Where had this come from? She didn’t know, but she wasn’t objecting. She was always overwhelmed and amazed at what his kisses, ones like this, could do to her, sweeping her away from everything, from every worry.
When at last he raised his head, he framed her face with one of his strong hands, giving her an intent look. “I want to have more of this conversation at home. Sooner rather than later.”
“Deal,” she said faintly, echoing his words. His blue eyes flashed with humor, though it didn’t dilute their heat one watt.
“Oi, mate! Are we boring you, then?”
Nina smiled as her Master grimaced. “Should have known. Footy players and their goddamned cheek.” He sat up, and shot a derisive look at the two players on the sidelines at the bottom of the hill, grabbing some water.

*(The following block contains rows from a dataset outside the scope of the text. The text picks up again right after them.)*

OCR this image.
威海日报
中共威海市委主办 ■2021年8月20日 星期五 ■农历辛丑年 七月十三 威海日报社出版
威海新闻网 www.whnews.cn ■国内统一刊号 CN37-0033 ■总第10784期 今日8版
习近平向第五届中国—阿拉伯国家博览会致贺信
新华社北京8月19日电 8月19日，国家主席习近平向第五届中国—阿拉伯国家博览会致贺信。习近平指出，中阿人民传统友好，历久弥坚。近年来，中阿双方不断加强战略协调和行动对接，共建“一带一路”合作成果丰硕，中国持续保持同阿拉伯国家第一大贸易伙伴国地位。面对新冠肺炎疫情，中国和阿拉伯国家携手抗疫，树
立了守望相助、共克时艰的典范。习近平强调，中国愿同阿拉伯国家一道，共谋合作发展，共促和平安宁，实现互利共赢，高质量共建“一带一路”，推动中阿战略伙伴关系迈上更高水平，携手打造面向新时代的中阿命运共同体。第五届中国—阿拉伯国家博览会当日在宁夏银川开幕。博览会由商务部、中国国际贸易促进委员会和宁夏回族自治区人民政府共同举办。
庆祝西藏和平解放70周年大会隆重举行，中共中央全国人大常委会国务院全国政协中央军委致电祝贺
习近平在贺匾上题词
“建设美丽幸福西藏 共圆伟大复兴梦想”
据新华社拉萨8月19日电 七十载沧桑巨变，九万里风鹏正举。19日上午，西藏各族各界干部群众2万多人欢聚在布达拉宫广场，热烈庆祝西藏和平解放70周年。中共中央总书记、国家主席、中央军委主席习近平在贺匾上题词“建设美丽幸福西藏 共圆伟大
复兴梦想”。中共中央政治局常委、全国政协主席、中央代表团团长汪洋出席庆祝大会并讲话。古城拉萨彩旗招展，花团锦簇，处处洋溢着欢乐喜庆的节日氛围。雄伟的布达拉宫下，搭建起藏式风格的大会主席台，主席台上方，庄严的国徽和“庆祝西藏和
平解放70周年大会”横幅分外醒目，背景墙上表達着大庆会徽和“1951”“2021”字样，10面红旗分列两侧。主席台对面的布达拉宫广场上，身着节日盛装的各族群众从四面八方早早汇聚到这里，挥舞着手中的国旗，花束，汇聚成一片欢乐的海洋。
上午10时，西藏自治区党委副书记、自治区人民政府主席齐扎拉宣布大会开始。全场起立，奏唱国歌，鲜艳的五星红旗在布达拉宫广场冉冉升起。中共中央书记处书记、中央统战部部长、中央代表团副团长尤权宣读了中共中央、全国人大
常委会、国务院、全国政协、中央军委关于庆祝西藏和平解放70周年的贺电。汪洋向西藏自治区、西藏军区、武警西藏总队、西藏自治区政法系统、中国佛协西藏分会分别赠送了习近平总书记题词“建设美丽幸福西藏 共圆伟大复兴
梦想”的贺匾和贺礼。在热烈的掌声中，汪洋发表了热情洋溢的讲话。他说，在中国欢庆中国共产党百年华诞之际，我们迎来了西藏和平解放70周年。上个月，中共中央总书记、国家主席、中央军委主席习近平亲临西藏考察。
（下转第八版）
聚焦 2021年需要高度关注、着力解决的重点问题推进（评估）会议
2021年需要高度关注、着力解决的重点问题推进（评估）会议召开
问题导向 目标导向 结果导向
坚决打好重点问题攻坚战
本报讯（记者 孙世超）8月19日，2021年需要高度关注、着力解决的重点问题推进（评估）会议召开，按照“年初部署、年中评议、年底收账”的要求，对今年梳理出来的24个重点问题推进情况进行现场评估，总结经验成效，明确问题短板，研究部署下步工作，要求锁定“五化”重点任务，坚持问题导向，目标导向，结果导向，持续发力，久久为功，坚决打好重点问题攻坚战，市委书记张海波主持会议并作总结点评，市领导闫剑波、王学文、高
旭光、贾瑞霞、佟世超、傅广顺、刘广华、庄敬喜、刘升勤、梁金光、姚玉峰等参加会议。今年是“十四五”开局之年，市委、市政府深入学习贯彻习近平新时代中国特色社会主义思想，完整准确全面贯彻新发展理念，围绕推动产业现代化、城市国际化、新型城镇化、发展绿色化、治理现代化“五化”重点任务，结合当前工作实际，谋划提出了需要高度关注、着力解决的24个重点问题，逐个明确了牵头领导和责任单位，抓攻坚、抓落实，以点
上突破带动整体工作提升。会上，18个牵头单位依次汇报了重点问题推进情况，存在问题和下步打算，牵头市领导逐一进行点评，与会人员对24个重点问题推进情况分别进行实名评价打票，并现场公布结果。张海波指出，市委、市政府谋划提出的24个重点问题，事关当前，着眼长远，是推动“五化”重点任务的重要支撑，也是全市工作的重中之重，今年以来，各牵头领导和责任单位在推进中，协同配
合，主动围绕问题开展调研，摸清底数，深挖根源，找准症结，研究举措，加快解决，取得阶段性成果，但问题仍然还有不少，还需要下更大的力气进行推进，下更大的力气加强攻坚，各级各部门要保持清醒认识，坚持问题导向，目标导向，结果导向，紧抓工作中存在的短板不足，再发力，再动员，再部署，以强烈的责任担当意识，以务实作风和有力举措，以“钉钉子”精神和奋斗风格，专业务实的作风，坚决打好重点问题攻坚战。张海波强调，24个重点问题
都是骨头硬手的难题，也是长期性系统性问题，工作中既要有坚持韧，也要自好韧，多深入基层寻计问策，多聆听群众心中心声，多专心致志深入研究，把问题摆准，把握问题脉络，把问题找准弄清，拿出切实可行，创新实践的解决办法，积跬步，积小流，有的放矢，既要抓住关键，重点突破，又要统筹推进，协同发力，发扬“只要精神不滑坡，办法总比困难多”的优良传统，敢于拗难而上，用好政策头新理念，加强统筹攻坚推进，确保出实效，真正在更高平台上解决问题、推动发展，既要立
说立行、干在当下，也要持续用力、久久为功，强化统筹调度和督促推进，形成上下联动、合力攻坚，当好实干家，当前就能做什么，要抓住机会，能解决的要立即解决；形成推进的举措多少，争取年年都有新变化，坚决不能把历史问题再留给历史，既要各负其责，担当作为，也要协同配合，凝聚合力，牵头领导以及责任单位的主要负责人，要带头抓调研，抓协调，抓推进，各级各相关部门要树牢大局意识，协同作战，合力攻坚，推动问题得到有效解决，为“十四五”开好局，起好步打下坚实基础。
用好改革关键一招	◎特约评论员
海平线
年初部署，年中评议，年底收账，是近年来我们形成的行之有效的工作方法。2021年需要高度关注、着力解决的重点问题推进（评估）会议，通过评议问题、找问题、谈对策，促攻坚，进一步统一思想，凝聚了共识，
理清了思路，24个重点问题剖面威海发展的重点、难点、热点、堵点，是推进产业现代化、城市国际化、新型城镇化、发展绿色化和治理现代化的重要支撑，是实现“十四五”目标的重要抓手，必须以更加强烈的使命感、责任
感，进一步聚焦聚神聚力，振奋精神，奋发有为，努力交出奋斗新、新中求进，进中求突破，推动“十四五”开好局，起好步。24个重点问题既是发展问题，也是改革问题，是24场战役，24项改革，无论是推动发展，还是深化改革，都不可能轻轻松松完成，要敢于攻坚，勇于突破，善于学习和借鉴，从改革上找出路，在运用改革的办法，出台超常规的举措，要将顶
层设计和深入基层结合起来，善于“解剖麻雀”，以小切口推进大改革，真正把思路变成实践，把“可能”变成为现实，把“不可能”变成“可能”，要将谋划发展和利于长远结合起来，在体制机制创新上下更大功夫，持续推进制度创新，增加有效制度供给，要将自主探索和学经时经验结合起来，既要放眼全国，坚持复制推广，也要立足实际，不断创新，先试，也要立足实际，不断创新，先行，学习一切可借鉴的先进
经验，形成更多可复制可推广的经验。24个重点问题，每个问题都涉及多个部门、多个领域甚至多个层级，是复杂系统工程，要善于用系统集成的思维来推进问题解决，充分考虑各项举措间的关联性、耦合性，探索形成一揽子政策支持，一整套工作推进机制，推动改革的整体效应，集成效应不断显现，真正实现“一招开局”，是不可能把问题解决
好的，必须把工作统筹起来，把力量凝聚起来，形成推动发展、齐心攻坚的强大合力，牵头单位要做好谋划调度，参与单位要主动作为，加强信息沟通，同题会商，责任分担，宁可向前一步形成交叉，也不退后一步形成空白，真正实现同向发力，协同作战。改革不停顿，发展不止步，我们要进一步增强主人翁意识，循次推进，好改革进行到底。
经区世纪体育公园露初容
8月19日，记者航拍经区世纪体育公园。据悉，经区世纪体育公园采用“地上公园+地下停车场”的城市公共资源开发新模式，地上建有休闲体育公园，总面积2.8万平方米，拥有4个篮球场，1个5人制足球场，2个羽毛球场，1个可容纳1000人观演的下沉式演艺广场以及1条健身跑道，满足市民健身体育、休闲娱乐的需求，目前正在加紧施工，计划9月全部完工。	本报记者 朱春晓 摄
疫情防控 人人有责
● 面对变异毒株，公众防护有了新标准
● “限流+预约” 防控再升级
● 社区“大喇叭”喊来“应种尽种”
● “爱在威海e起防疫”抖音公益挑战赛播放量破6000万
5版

“Those that have pretty girls, do this. Those that don’t…” Alistair shrugged and spread out his hands. “I guess
they play footy.”
Nina laughed as the men tossed insults his way along with wide grins. “Big talk there.” The tall redhead nudged his mate, a shorter dark-haired man. “I think it’s his clothes. They’re too pretty. He can’t come and have a kick with us and get them dirty. One of ours just had to take off for work. Want to fill in and keep us even? Got a spare pair of shorts and shirt and we look a similar build. Except for me being more manly and all.” He cocked a brow at Nina. “If you can spare him.”
She managed a shrug and a flippant move with her not-so-steady hand. “I was hoping someone would relieve me of his unwanted attentions.”
She laughed and shrieked as Alistair lunged at her. Rolling, she jumped to her feet and went down the hill, him chasing after her. The two men called encouragement and waved their arms to block Alistair as she used them as a buffer to help her dodge him.
For just a moment, she remembered the youthful girl she’d been, who’d laughed so much more easily, all the possibilities of the world still open. And in him, she saw a trace of the same, a young man who’d perhaps been headed for a different path, but had chosen this one, had embraced it, even as he still had that part inside him, ready to be called forth by someone who could pull him out of darkness.
I’d have had you down on the ground beneath me if we didn’t have an audience. He was ten feet from her, had paused as one of the men shoved at him good-naturedly. Though he wasn’t even looking at her now, the silky thought stroked across her skin as if he still had her in his embrace.
Easy to say when you can move like a vampire.
His gaze slid to her, held her with that piercing look he did so well, that weakened her knees, shortened her breath and accelerated her heart rate, all at once.
I’d have caught you even if I were no faster than these blokes. I have incentive. I know what you look like, wet and begging.
A strategic retreat seemed advisable before her whole face was the color of an apple. One of the men distracted him, bringing him the spare clothes. As they began to talk and get to know one another in the way men did, Nina made her way up the hill with her flushed cheeks.